El respeto del Evangelio por el extraño es visible mucho antes. El relato del Evangelio de Mateo comienza cuando un grupo de chicos de fuera de la ciudad reverencian a un rey recién nacido mientras las autoridades locales planean matarlo. Desde el comienzo de su ministerio, Jesús sana y enseña a las personas que acuden hacia él desde la Decápolis, 10 ciudades de las cuales nueve están en el lado equivocado de la frontera. Los sirios rápidamente depositan su confianza en él. Una mujer sirofenicia con una hija enferma le pide a Jesús tanto una curación como su admiración.
En su primera y única enseñanza en Nazaret, Jesús refleja cómo la profecía a menudo encuentra un hogar entre extranjeros como la viuda de Sarepta y Naamán el sirio. Se escupe la misma buena palabra, difundida localmente. Como si fuera una señal, los ciudadanos de Nazaret lo echan de la ciudad. Mientras tanto, una mujer samaritana junto a un pozo se convierte en una de las primeras y exitosas apóstoles del Evangelio. Más tarde, en la crucifixión, un centurión romano es el primero en testificar en el lugar: “¡Verdaderamente este hombre era el Hijo de Dios!” (Mateo 27:54).
Otro centurión, no simplemente un extranjero sino un enemigo, busca curación para su siervo y muestra tal confianza en la autoridad de Jesús que Jesús declara: “En verdad les digo que en nadie en Israel he hallado tanta fe.
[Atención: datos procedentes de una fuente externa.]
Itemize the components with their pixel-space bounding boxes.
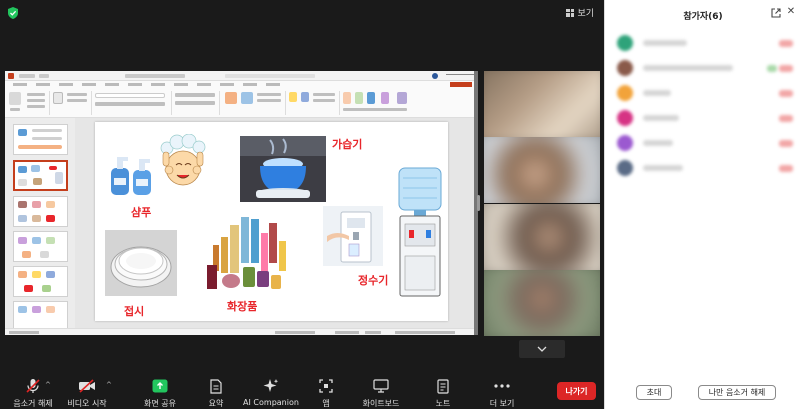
ppt-status-bar: [5, 328, 478, 335]
whiteboard-label: 화이트보드: [362, 399, 400, 408]
current-slide: 샴푸 가습기 접시 화장품 정수기: [95, 122, 448, 321]
view-button[interactable]: 보기: [566, 6, 594, 19]
ai-companion-button[interactable]: AI Companion: [240, 370, 302, 409]
slide-thumbnail-selected[interactable]: [13, 160, 68, 191]
leave-button[interactable]: 나가기: [557, 382, 596, 400]
view-label: 보기: [577, 9, 594, 19]
slide-thumbnail[interactable]: [13, 196, 68, 227]
meeting-area: 보기 샴푸 가습기 접시 화장품 정수기 음소거 해제 ^ 비디오 시작 ^ 화…: [0, 0, 604, 409]
host-badge: [767, 65, 777, 72]
ellipsis-icon: [492, 377, 512, 395]
unmute-button[interactable]: 음소거 해제: [7, 370, 59, 409]
mic-status-icon: [779, 40, 793, 47]
close-icon[interactable]: ✕: [786, 7, 796, 17]
divider-drag-handle[interactable]: [477, 195, 480, 211]
participant-row[interactable]: [617, 160, 793, 176]
mic-status-icon: [779, 165, 793, 172]
ai-companion-label: AI Companion: [243, 398, 299, 407]
plate-image: [105, 230, 177, 296]
notes-button[interactable]: 노트: [430, 370, 456, 409]
ppt-menu-bar: [5, 81, 478, 88]
participant-name: [643, 90, 671, 96]
start-video-label: 비디오 시작: [67, 399, 107, 408]
plate-label: 접시: [124, 305, 145, 318]
share-screen-label: 화면 공유: [144, 399, 176, 408]
video-off-icon: [77, 377, 97, 395]
cosmetics-label: 화장품: [227, 300, 258, 313]
participants-panel: 참가자(6) ✕ 초대 나만 음소거 해제: [604, 0, 800, 409]
notes-icon: [433, 377, 453, 395]
participant-name: [643, 115, 679, 121]
apps-button[interactable]: 앱: [313, 370, 339, 409]
summary-label: 요약: [208, 399, 224, 408]
water-cooler-image: [398, 167, 442, 297]
notes-label: 노트: [435, 399, 451, 408]
participant-name: [643, 65, 733, 71]
apps-icon: [316, 377, 336, 395]
shampoo-label: 샴푸: [131, 206, 152, 219]
chevron-up-icon[interactable]: ^: [45, 381, 51, 389]
participant-name: [643, 40, 687, 46]
shampoo-bottles-image: [111, 157, 151, 195]
mic-status-icon: [779, 65, 793, 72]
invite-button[interactable]: 초대: [636, 385, 672, 400]
water-purifier-image: [323, 206, 383, 266]
ppt-ribbon: [5, 88, 478, 118]
document-icon: [206, 377, 226, 395]
participant-row[interactable]: [617, 110, 793, 126]
slide-thumbnails[interactable]: [5, 118, 75, 332]
whiteboard-icon: [371, 377, 391, 395]
meeting-toolbar: 음소거 해제 ^ 비디오 시작 ^ 화면 공유 요약 AI Companion …: [0, 370, 604, 409]
share-screen-button[interactable]: 화면 공유: [140, 370, 180, 409]
mic-off-icon: [23, 377, 43, 395]
humidifier-label: 가습기: [332, 138, 363, 151]
avatar: [617, 35, 633, 51]
more-button[interactable]: 더 보기: [484, 370, 520, 409]
shared-screen[interactable]: 샴푸 가습기 접시 화장품 정수기: [5, 71, 478, 335]
avatar: [617, 110, 633, 126]
apps-label: 앱: [322, 399, 330, 408]
participant-name: [643, 140, 673, 146]
participant-row[interactable]: [617, 60, 793, 76]
humidifier-image: [240, 136, 326, 202]
collapse-video-button[interactable]: [519, 340, 565, 358]
participant-row[interactable]: [617, 135, 793, 151]
whiteboard-button[interactable]: 화이트보드: [358, 370, 404, 409]
avatar: [617, 160, 633, 176]
unmute-label: 음소거 해제: [13, 399, 53, 408]
start-video-button[interactable]: 비디오 시작: [63, 370, 111, 409]
mic-status-icon: [779, 115, 793, 122]
shield-check-icon[interactable]: [8, 7, 18, 19]
chevron-down-icon: [537, 346, 547, 352]
sparkle-icon: [261, 377, 281, 395]
ppt-title-bar: [5, 71, 478, 81]
shampoo-child-image: [160, 134, 206, 186]
cosmetics-image: [207, 217, 286, 289]
mic-status-icon: [779, 140, 793, 147]
slide-thumbnail[interactable]: [13, 266, 68, 297]
avatar: [617, 60, 633, 76]
video-tile[interactable]: [484, 137, 600, 203]
participant-row[interactable]: [617, 85, 793, 101]
participant-name: [643, 165, 683, 171]
mic-status-icon: [779, 90, 793, 97]
ppt-workspace: 샴푸 가습기 접시 화장품 정수기: [5, 118, 478, 332]
slide-thumbnail[interactable]: [13, 124, 68, 155]
video-tile[interactable]: [484, 270, 600, 336]
video-tile[interactable]: [484, 204, 600, 270]
share-screen-icon: [150, 377, 170, 395]
popout-icon[interactable]: [771, 8, 781, 18]
water-purifier-label: 정수기: [358, 274, 389, 287]
grid-view-icon: [566, 8, 575, 17]
summary-button[interactable]: 요약: [200, 370, 232, 409]
slide-thumbnail[interactable]: [13, 231, 68, 262]
chevron-up-icon[interactable]: ^: [106, 381, 112, 389]
participant-row[interactable]: [617, 35, 793, 51]
video-tile[interactable]: [484, 71, 600, 137]
unmute-me-button[interactable]: 나만 음소거 해제: [698, 385, 776, 400]
avatar: [617, 135, 633, 151]
more-label: 더 보기: [489, 399, 515, 408]
avatar: [617, 85, 633, 101]
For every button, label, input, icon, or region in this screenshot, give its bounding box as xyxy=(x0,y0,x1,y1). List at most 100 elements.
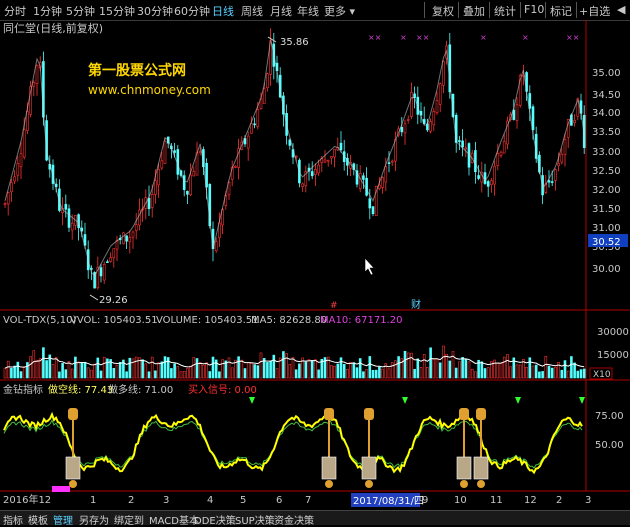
volume-bar xyxy=(272,354,276,379)
vol-tick: 15000 xyxy=(597,350,629,361)
candle-body xyxy=(157,169,160,186)
candle-body xyxy=(406,119,410,121)
ind-tick: 50.00 xyxy=(595,440,624,451)
tab-capital[interactable]: 资金决策 xyxy=(274,512,314,527)
tab-bind-to[interactable]: 绑定到 xyxy=(114,512,144,527)
candle-body xyxy=(182,175,186,190)
candle-body xyxy=(390,160,394,163)
volume-bar xyxy=(413,368,416,379)
candle-body xyxy=(256,109,260,127)
tab-30min[interactable]: 30分钟 xyxy=(137,3,173,19)
volume-bar xyxy=(86,367,90,379)
tab-yearly[interactable]: 年线 xyxy=(297,3,319,19)
candle-body xyxy=(106,261,109,264)
statistics-button[interactable]: 统计 xyxy=(494,3,516,19)
candle-body xyxy=(326,159,330,162)
volume-bar xyxy=(339,357,343,379)
volume-bar xyxy=(275,368,279,379)
volume-bar xyxy=(550,367,554,379)
watermark-url: www.chnmoney.com xyxy=(88,83,211,97)
volume-bar xyxy=(381,368,384,379)
volume-bar xyxy=(227,357,231,379)
tab-intraday[interactable]: 分时 xyxy=(4,3,26,19)
candle-body xyxy=(464,147,468,150)
candle-body xyxy=(102,264,106,281)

Les digo que vendrán muchos del oriente y del occidente y comerán con Abraham, Isaac y Jacob en el reino de los cielos” (Mateo 8:10-11). Jesús exorciza a los endemoniados gadarenos y cura a los leprosos samaritanos con la misma inmediatez que a los que sufren aflicciones similares en su país.
La conclusión: la compasión divina no se limita a una nación o afiliación religiosa. Así como Jesús no limitará su definición de familia a los parientes consanguíneos, tampoco trazará una línea entre su amor y aquellos que lo necesitan, sin importar quiénes sean.
En la parábola del juicio de las naciones, Jesús nunca pregunta: “¿De dónde eres?” pero sólo “¿Qué has hecho?” Los que dan la bienvenida al extraño están entre los que dan el paso a la vida eterna.
El mismo Jesús que recibe al extranjero con tanta acogida y compasión como a sus conciudadanos suscita también en estos extranjeros una muestra aún más ferviente de confianza en su palabra. Jesús descendió de una larga línea de inmigrantes y refugiados (desde Adán y Eva, pasando por Abraham y Moisés, hasta María y José, obligados a huir a Egipto). Jesús hizo de la hospitalidad al extranjero un pilar de su enseñanza y ministerio.
Este artículo también aparece en la edición de septiembre de 2019 de U.S. Catholic (Vol. 84, No. 9, página 49).
Imagan: Flickr cc via byronv2
Este artículo también está disponible en inglés.